I'm building a decision tree with rpart via the caret::train function. What I'm trying to do is to set the minsplit parameter of rpart equal to 1, in order to prune it afterwards with the cp. What I get from here is that the parameters should be passed in the ... of the train function. But this doesn't work. A minimal reproducible example:
mod1 <- train(Species ~ ., iris, method = "rpart", tuneGrid = expand.grid(cp = 0), minsplit=1)
mod2 <- rpart(Species ~ ., iris, cp=0, minsplit=1)
What I get is that mod1$finalModel and mod2 are quite different. I would like that mod1$finalModel was like mod2 (i.e., totally overfitted). I cannot pass the parameter either on the tuneGrid since it only accepts a cp column.

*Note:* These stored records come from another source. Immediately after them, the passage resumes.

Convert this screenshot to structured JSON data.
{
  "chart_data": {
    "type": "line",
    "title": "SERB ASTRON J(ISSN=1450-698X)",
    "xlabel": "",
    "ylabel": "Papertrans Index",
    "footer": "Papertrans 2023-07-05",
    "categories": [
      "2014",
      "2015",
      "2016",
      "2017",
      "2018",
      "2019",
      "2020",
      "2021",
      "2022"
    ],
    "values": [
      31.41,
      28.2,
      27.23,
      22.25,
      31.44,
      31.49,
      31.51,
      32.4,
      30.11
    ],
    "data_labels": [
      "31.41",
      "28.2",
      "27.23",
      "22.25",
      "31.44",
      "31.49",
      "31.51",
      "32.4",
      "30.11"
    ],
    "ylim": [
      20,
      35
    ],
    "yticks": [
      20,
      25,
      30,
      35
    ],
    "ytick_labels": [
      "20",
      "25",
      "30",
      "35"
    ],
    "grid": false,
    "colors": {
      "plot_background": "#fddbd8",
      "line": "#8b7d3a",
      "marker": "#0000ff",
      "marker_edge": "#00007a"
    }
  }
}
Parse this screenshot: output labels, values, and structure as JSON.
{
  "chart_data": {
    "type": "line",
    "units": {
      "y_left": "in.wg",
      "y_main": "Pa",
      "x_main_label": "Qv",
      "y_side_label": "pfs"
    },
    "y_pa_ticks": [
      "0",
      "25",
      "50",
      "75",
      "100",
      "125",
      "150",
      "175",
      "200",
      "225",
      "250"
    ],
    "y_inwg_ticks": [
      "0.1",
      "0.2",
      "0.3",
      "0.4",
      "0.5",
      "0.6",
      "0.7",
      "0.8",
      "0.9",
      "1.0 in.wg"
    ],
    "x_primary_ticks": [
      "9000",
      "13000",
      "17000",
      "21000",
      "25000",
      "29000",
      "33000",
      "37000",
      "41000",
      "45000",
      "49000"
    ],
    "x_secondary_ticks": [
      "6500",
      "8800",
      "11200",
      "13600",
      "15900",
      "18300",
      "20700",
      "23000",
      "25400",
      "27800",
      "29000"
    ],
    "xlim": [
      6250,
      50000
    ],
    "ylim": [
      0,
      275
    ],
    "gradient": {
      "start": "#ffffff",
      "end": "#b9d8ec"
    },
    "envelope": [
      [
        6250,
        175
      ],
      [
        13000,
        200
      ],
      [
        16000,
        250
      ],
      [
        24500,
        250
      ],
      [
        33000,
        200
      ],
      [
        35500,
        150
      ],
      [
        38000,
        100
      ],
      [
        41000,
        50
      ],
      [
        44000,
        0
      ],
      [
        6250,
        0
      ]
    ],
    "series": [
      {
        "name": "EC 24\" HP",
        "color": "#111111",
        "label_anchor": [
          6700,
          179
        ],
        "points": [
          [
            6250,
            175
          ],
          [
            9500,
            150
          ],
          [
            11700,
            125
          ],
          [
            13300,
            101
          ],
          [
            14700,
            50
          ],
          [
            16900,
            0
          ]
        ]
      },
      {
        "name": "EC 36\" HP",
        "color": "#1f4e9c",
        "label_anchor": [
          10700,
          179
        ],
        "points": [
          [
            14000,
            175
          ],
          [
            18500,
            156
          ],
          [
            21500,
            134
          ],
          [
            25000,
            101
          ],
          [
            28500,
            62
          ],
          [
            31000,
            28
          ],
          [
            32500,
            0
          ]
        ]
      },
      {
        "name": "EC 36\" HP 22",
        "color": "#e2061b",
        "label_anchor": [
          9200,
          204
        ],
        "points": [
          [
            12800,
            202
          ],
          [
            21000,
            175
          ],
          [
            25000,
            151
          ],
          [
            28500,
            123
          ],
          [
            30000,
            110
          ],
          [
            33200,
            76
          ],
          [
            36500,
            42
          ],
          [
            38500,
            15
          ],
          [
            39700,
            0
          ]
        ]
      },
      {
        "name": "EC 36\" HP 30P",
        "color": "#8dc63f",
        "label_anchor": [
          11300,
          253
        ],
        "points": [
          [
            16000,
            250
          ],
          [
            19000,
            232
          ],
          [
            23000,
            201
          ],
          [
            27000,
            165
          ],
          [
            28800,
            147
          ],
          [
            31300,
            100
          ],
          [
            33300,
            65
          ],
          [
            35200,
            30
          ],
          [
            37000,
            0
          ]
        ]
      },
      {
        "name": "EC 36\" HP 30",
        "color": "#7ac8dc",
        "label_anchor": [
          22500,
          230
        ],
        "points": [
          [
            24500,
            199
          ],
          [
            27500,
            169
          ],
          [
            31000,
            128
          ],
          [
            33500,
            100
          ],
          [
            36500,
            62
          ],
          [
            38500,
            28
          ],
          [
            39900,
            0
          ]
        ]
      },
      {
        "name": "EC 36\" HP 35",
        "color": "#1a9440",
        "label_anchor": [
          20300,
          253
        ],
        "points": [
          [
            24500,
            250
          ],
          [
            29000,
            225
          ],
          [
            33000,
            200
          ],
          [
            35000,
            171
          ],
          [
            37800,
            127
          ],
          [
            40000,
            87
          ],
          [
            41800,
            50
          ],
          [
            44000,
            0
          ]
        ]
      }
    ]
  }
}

So my question is: is there anyway in caret to pass the argument minsplit=1 in the train function and then cross validate over the cp parameter?
Ok, thanks to this post I figured out how to do it:
mod1 <- train(Species ~ ., iris, method = "rpart",
control = rpart.control(minsplit = 1, minbucket = 1))
I'm still not quite sure why the argument has to be passed via control = rpart.control(). Passing just the arguments minsplit = 1, minbucket = 1 directly to the train function simply doesn't work.